Long story short, BMIs of 25-30 and 30-35 show no increase in mortality vs BMI 20-25 (which is considered "normal" weight).  In fact they showed a slight decrease in mortality, but perhaps not statistically significant.  Note that these BMI classes are "overweight" and "obese" respectively.  This is actually great news for the vast majority of Americans that occupy these BMIs.  No doubt organizations like CDC will still say "40% of US population is overweight or obese", but for the most part the data say there's *no health risk* associated with that statement!

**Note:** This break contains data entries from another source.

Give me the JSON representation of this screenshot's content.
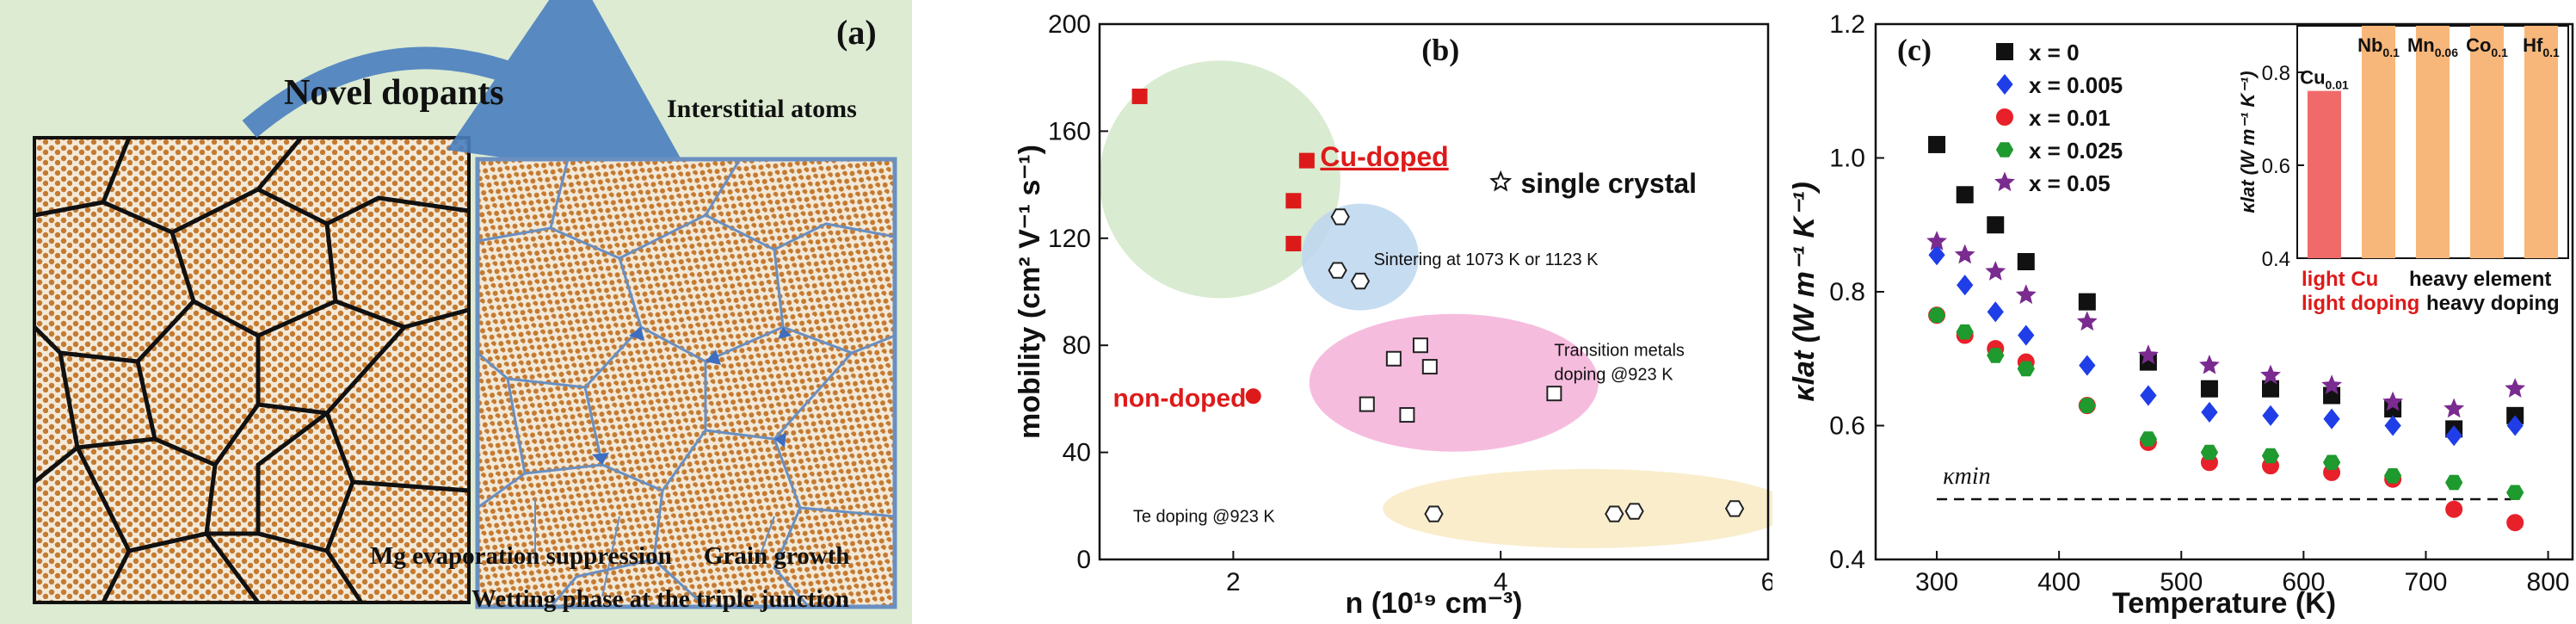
{
  "panel_a": {
    "label": "(a)",
    "title": "Novel dopants",
    "annotations": {
      "interstitial": "Interstitial atoms",
      "mg_evap": "Mg evaporation suppression",
      "grain_growth": "Grain growth",
      "wetting": "Wetting phase at the triple junction"
    }
  },
  "chart_data": [
    {
      "type": "scatter",
      "panel_label": "(b)",
      "xlabel": "n (10¹⁹ cm⁻³)",
      "ylabel": "mobility (cm² V⁻¹ s⁻¹)",
      "xlim": [
        1.0,
        6.0
      ],
      "ylim": [
        0,
        200
      ],
      "x_ticks": [
        "2",
        "4",
        "6"
      ],
      "y_ticks": [
        "0",
        "40",
        "80",
        "120",
        "160",
        "200"
      ],
      "groups": [
        {
          "name": "Cu-doped",
          "marker": "filled-square",
          "color": "#dd1a1a",
          "points": [
            [
              1.3,
              173
            ],
            [
              2.55,
              149
            ],
            [
              2.45,
              134
            ],
            [
              2.45,
              118
            ]
          ]
        },
        {
          "name": "non-doped",
          "marker": "filled-circle",
          "color": "#dd1a1a",
          "points": [
            [
              2.15,
              61
            ]
          ]
        },
        {
          "name": "Sintering at 1073 K or 1123 K",
          "marker": "open-hexagon",
          "color": "#222222",
          "points": [
            [
              2.8,
              128
            ],
            [
              2.78,
              108
            ],
            [
              2.95,
              104
            ]
          ]
        },
        {
          "name": "Transition metals doping @923 K",
          "marker": "open-square",
          "color": "#222222",
          "points": [
            [
              3.2,
              75
            ],
            [
              3.4,
              80
            ],
            [
              3.47,
              72
            ],
            [
              3.0,
              58
            ],
            [
              3.3,
              54
            ],
            [
              4.4,
              62
            ]
          ]
        },
        {
          "name": "Te doping @923 K",
          "marker": "open-hexagon",
          "color": "#222222",
          "points": [
            [
              3.5,
              17
            ],
            [
              4.85,
              17
            ],
            [
              5.0,
              18
            ],
            [
              5.75,
              19
            ]
          ]
        }
      ],
      "annotations": {
        "cu_doped": "Cu-doped",
        "single_crystal": "single crystal",
        "non_doped": "non-doped",
        "sintering": "Sintering at 1073 K or 1123 K",
        "tm_line1": "Transition metals",
        "tm_line2": "doping @923 K",
        "te": "Te doping @923 K"
      }
    },
    {
      "type": "scatter",
      "panel_label": "(c)",
      "xlabel": "Temperature (K)",
      "ylabel": "κlat (W m⁻¹ K⁻¹)",
      "xlim": [
        250,
        820
      ],
      "ylim": [
        0.4,
        1.2
      ],
      "x_ticks": [
        "300",
        "400",
        "500",
        "600",
        "700",
        "800"
      ],
      "y_ticks": [
        "0.4",
        "0.6",
        "0.8",
        "1.0",
        "1.2"
      ],
      "x": [
        300,
        323,
        348,
        373,
        423,
        473,
        523,
        573,
        623,
        673,
        723,
        773
      ],
      "series": [
        {
          "name": "x = 0",
          "marker": "square",
          "color": "#111111",
          "values": [
            1.02,
            0.945,
            0.9,
            0.845,
            0.785,
            0.695,
            0.655,
            0.655,
            0.645,
            0.625,
            0.595,
            0.615
          ]
        },
        {
          "name": "x = 0.005",
          "marker": "diamond",
          "color": "#1f3ee8",
          "values": [
            0.855,
            0.81,
            0.77,
            0.735,
            0.69,
            0.645,
            0.62,
            0.615,
            0.61,
            0.6,
            0.585,
            0.6
          ]
        },
        {
          "name": "x = 0.01",
          "marker": "circle",
          "color": "#e8202a",
          "values": [
            0.765,
            0.735,
            0.715,
            0.695,
            0.63,
            0.575,
            0.545,
            0.54,
            0.53,
            0.52,
            0.475,
            0.455
          ]
        },
        {
          "name": "x = 0.025",
          "marker": "hexagon",
          "color": "#1e9a2e",
          "values": [
            0.765,
            0.74,
            0.705,
            0.685,
            0.63,
            0.58,
            0.56,
            0.555,
            0.545,
            0.525,
            0.515,
            0.5
          ]
        },
        {
          "name": "x = 0.05",
          "marker": "star",
          "color": "#7a2b8f",
          "values": [
            0.875,
            0.855,
            0.83,
            0.795,
            0.755,
            0.705,
            0.69,
            0.675,
            0.66,
            0.635,
            0.625,
            0.655
          ]
        }
      ],
      "reference_line": {
        "label": "κmin",
        "value": 0.49
      },
      "inset": {
        "type": "bar",
        "ylabel": "κlat (W m⁻¹ K⁻¹)",
        "ylim": [
          0.4,
          0.9
        ],
        "y_ticks": [
          "0.4",
          "0.6",
          "0.8"
        ],
        "categories": [
          "Cu0.01",
          "Nb0.1",
          "Mn0.06",
          "Co0.1",
          "Hf0.1"
        ],
        "values": [
          0.76,
          0.92,
          0.92,
          0.92,
          0.92
        ],
        "colors": [
          "#f06a6a",
          "#f7b77a",
          "#f7b77a",
          "#f7b77a",
          "#f7b77a"
        ]
      },
      "below_inset": {
        "row1_red": "light Cu",
        "row1_black": "heavy element",
        "row2_red": "light doping",
        "row2_black": "heavy doping"
      }
    }
  ]
}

The article also talks about the "Obesity Paradox":
The new report is the latest, and largest, to document what scientists call the "obesity paradox." Other studies have shown that people with heart disease, diabetes and other chronic health conditions tend to live longer if they carry excess pounds even though excess weight is associated with heightened risk of heart disease, type 2 diabetes and several cancers which in turn raise the risk of premature death
Imagine how silly it would be for a WSJ article to talk about a "long pants" paradox- that long pants are strongly associated with tall people, but putting long pants on short people or short pants on long people didn't make people shorter or taller!  The obvious conclusion is correlation, not causation.  Yet the article (and presumably medical literature) present this as some profound mystery, not one easily explained by a common statistical effect.

Note how careful the reporter and quoted researchers are not to offend conventional wisdom.  Even with this powerful evidence that having moderately high BMI is no health danger, saying so is openly considered anathema.  In the end, this is not science- this is ideology.  It seems like no matter what the data say, being overweight is "bad" and losing weight is "good".